Bu hüküm tesis olunurken mevzuat değişikliğinin yargılama devam ederken gerçekleştiği; dava anında Hukuk Genel Kurul Kararı ve Yargıtay Daire uygulamalarıyla istikrar kazanan ve kayıp kaçak bedelinin iadesi gerekir yönündeki kanaat sebebiyle davacının davasında dava tarihi itibariyle haklı olduğu; bu nedenle yargılama giderlerinin davalıya yüklenmesi gerektiği; fakat bozmadan sonra davacı tarafın mevzuata göre kendisinden kesilen haksız giderlerin kayıp kaçak bedelini aştığı iddiası nedeniyle bilirkişiden rapor ve ek rapor alındığından bozmadan sonra alınan rapor ve ek rapor giderlerinden davalının sorumlu tutulamayacağı; bu giderlerin davacı üzerinde bırakılması gerektiği belirlenmiş; ancak davacı tarafın ıslahının 10/02/2016 tarihli mevzuat değişikliğinden önce olduğu, ıslah anında da davacı tarafın ıslahta haklı olduğu nazara alınmak suretiyle davacı lehine ıslah miktarı üzerinden vekalet ücreti takdirine gidilerek aşağıdaki hüküm tesis olunmuştur.
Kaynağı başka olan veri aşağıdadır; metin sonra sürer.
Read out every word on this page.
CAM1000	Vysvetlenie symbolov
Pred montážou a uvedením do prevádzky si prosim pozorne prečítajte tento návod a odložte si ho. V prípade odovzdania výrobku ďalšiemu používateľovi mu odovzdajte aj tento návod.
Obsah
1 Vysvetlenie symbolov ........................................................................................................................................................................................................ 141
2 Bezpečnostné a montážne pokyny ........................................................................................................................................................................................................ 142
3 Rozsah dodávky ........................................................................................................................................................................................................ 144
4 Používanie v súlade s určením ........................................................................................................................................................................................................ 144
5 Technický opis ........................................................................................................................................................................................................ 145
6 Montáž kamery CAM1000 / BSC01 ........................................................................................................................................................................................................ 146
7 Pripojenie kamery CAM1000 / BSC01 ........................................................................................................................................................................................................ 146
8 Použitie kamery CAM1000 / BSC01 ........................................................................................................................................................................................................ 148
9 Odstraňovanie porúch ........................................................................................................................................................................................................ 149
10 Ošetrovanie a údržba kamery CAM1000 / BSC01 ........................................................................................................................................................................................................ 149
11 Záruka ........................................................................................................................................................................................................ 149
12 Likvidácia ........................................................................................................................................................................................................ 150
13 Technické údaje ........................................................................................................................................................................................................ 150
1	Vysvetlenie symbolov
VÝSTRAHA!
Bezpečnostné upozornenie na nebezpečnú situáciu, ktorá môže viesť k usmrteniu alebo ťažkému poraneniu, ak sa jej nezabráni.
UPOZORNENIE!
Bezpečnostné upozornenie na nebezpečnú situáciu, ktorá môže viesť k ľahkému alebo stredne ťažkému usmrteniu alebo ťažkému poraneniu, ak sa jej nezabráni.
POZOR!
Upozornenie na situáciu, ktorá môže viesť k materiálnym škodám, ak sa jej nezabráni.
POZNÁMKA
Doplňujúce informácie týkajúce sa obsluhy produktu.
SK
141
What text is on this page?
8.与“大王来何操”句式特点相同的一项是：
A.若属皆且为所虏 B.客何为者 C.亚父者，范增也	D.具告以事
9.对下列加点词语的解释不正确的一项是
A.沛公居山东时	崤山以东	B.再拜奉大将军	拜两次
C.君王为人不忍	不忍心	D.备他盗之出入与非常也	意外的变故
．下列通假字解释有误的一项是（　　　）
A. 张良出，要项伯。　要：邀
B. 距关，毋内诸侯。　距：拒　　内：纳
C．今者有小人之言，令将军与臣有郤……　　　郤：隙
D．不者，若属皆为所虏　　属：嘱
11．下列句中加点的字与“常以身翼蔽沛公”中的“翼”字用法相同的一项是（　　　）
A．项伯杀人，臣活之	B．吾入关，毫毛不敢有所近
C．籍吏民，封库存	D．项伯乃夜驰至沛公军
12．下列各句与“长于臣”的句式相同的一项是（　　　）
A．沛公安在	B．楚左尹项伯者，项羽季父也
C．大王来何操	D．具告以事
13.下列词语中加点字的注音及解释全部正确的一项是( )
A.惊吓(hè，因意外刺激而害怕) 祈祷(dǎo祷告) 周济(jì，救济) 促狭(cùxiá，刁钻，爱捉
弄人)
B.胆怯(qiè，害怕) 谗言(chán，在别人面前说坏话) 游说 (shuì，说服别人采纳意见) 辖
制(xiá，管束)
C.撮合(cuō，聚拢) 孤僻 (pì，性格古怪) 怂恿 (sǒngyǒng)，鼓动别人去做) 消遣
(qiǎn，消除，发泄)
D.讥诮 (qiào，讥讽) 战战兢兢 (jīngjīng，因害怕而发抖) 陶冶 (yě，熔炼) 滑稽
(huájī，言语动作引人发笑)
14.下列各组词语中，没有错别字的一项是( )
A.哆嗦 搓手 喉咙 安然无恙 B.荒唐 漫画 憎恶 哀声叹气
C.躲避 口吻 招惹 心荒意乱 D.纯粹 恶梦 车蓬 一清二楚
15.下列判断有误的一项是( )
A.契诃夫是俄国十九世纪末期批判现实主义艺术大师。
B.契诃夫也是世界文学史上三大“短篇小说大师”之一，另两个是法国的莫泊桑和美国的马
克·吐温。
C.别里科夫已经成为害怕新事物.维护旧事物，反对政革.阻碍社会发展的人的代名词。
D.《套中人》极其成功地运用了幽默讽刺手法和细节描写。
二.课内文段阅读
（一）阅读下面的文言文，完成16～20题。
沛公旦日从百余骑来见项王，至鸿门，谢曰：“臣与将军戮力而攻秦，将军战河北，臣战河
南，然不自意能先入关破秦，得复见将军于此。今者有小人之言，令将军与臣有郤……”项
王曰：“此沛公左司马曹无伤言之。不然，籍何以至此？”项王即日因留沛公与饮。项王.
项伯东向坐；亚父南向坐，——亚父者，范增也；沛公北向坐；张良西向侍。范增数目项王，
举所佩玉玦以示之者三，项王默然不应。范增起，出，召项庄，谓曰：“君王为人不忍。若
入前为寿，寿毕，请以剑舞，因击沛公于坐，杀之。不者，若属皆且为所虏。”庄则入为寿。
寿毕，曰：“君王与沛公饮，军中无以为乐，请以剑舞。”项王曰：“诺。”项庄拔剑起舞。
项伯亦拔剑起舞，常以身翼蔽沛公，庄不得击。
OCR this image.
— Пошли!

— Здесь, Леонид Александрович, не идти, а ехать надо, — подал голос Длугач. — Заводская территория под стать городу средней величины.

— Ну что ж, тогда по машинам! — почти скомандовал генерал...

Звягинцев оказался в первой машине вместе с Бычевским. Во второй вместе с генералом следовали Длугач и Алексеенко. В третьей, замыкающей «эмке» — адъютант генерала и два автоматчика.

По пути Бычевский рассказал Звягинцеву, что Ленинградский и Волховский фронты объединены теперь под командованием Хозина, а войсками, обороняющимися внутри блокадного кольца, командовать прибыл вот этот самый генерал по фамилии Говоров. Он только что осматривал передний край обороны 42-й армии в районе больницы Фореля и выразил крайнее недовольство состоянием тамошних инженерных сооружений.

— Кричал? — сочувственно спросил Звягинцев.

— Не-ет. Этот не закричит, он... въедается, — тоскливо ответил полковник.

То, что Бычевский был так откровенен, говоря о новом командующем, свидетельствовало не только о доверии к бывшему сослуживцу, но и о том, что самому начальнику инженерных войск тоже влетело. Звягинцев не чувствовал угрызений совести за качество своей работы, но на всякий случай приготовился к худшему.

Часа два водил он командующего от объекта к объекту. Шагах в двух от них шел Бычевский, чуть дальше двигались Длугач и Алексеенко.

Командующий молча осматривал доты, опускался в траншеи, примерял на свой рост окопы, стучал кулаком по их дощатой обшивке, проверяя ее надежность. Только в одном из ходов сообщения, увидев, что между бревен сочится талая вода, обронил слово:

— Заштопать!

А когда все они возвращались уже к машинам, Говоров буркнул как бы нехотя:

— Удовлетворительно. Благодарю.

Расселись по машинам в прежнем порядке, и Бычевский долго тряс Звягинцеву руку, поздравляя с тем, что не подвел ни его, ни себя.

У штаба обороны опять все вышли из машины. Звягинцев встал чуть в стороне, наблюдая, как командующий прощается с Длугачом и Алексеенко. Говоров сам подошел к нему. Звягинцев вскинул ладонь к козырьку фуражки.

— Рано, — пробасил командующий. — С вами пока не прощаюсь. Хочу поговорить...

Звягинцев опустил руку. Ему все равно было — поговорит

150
HÜKÜM : Gerekçesi Yukarıda Açıklandığı Üzere;
DAVA KONUSU KALMADIĞINDAN KARAR VERİLMESİNE YER OLMADIĞINA,
Peşin alınan maktu ret harcının mahsubu ile alınan ve tamamlanan 5.959,16 TL ilam harcından mahsubu ile bakiye 5.899,76 TL harcın talebi halinde davacı tarafa iadesine,
Tamamı davacı tarafından karşılanan ve iadesine karar verilen harç dışındaki 88,56 TL harç ile bozmadan önce yapılan 750,00 TL bilirkişi ücreti, 120,60 TL posta giderine ilaveten bozmadan sonra gerçekleşen 17 adet davetiye gideri olan 187,00 TL’nin toplamı 1.146,16 TL yargılama giderinin davalıdan alınıp, davacıya verilmesine; karar kesinleştiğinde bakiye gider avansı kalırsa davacıya iadesine,
Karar tarihindeki—— gereğince, 26.880,21 TL nispi vekalet ücretinin davanın ve verilen kararın mahiyeti gereği davalıdan alınıp, davacıya verilmesine, ( davacı ilk kararı temyiz etmediği için vekalet ücreti yönünden ilk karar davalı için kazanılmış hak teşkil ettiğinden )
Dair karar, taraf vekillerinin yüzlerine karşı, karar gerekçesinin tebliğinden itibaren 2 hafta içinde Yargıtay yolu açık olarak ve oybirliğiyle verildi. Açıkça okunup, usulen tefhim olundu.